U.S. Assistant Secretary of State for African Affairs Linda Thomas-Greenfield, right, accompanied by USAID Assistant Administrator for Bureau for Democracy Conflict and Humanitarian Assistance Nancy Lindborg, testifies on Capitol Hill, Jan. 9, 2014, before the Senate Foreign Relations Committee hearing on situation in South Sudan.

U.S. Assistant Secretary of State for African Affairs Linda Thomas-Greenfield, right, accompanied by USAID Assistant Administrator for Bureau for Democracy Conflict and Humanitarian Assistance Nancy Lindborg, testifies on Capitol Hill, Jan. 9, 2014, before the Senate Foreign Relations Committee hearing on situation in South Sudan.

The White House Friday declined to confirm a report that the United States is considering imposing targeted sanctions against the government of South Sudan. Washington, however, continues to evaluate ways it can maintain pressure on warring South Sudan parties to bring an end to fighting.

White House spokesman Jay Carney was asked by VOA about a Reuters news report from the United Nations that the United States is weighing imposing targeted sanctions in a move to increase pressure on warring parties. Reuters quoted what it called a source briefed on U.S. discussions. Reuters said this was confirmed by another source, but both provided no details on precise measures being considered.

Carney said he could not respond to the Reuters report. But Jonathan Lalley, Assistant Press Secretary for National Security, said the U.S. is "continually evaluating what more we might do to keep up the pressure on the parties to make progress on negotiations."

On Thursday, National Security Adviser Susan Rice had issued one of the strongest statements yet, aside from President Barack Obama's appeal last month about fighting in South Sudan.

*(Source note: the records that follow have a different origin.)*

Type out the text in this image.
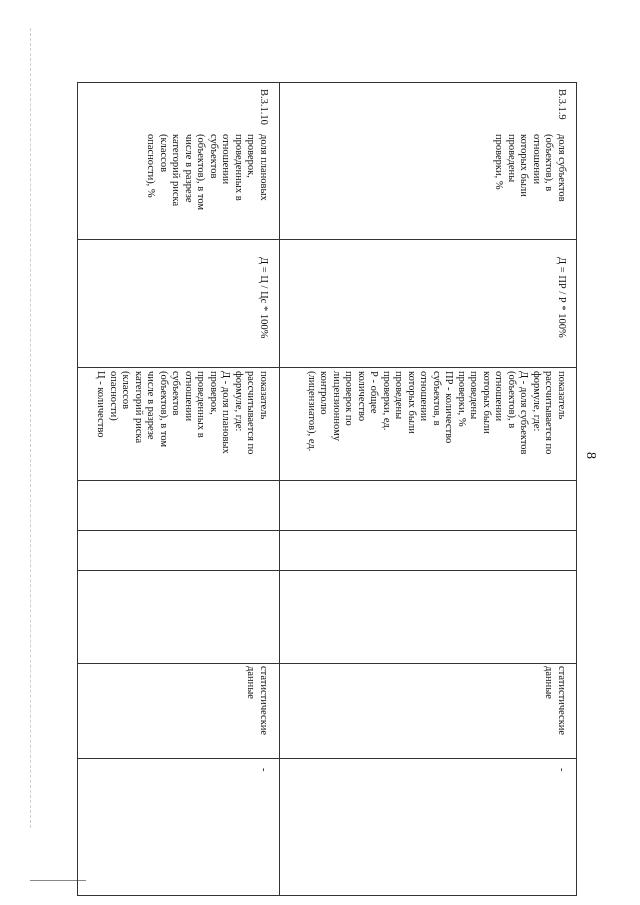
8
В.3.1.9
доля субъектов
(объектов), в
отношении
которых были
проведены
проверки, %
Д = ПР / Р * 100%
показатель
рассчитывается по
формуле, где:
Д - доля субъектов
(объектов), в
отношении
которых были
проведены
проверки, %
ПР - количество
субъектов, в
отношении
которых были
проведены
проверки, ед.
Р - общее
количество
проверок по
лицензионному
контролю
(лицензиатов), ед.
статистические
данные
-
В.3.1.10
доля плановых
проверок,
проведенных в
отношении
субъектов
(объектов), в том
числе в разрезе
категорий риска
(классов
опасности), %
Д = Ц / Цс * 100%
показатель
рассчитывается по
формуле, где:
Д - доля плановых
проверок,
проведенных в
отношении
субъектов
(объектов), в том
числе в разрезе
категорий риска
(классов
опасности)
Ц - количество
статистические
данные
-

She urged both sides in the conflict to sign an agreement to cease hostilities immediately and voiced disappointment that South Sudan's government had not released detainees.

Jay Carney declined to respond to another question about whether the U.S. continues to have confidence in President Salva Kiir.

Carney, however, emphasized ongoing U.S. concern about the situation in South Sudan.

"I think we are all, from the president on down, concerned about the violence there and instability that it creates," he said.

In a Senate Foreign Relations Committee hearing Thursday, witnesses suggested use of targeted sanctions as a way of exerting pressure for an end to violence.

"You can collect the evidence and use that evidence immediately to impose targeted sanctions against individuals who are found to be perpetrating and suspected of perpetrating mass atrocities, and leading these kinds of things," said John Prendergast, a former U.S. State Department official.

Other options for targeted sanctions include such steps as banning travel by officials and freezing assets.

South Sudanese government troops said they recaptured the town of Bentiu in oil-producing Unity state, after a battle with rebel forces loyal to former vice president Riek Machar.

Delegations representing both sides were sent to Addis Ababa, Ethiopia for peace talks, but have not yielded results.

In testimony to Congress, Assistant Secretary of State for African Affairs Linda Thomas-Greenfield blamed what she called a huge political rift in the governing Sudan People's Liberation Movement (SPLM), rather than a coup attempt, for the fighting.

The United States, along with countries that neighbor South Sudan, are concerned about the humanitarian repercussions of fighting, which according to the United Nations, has displaced more than 200,000 people.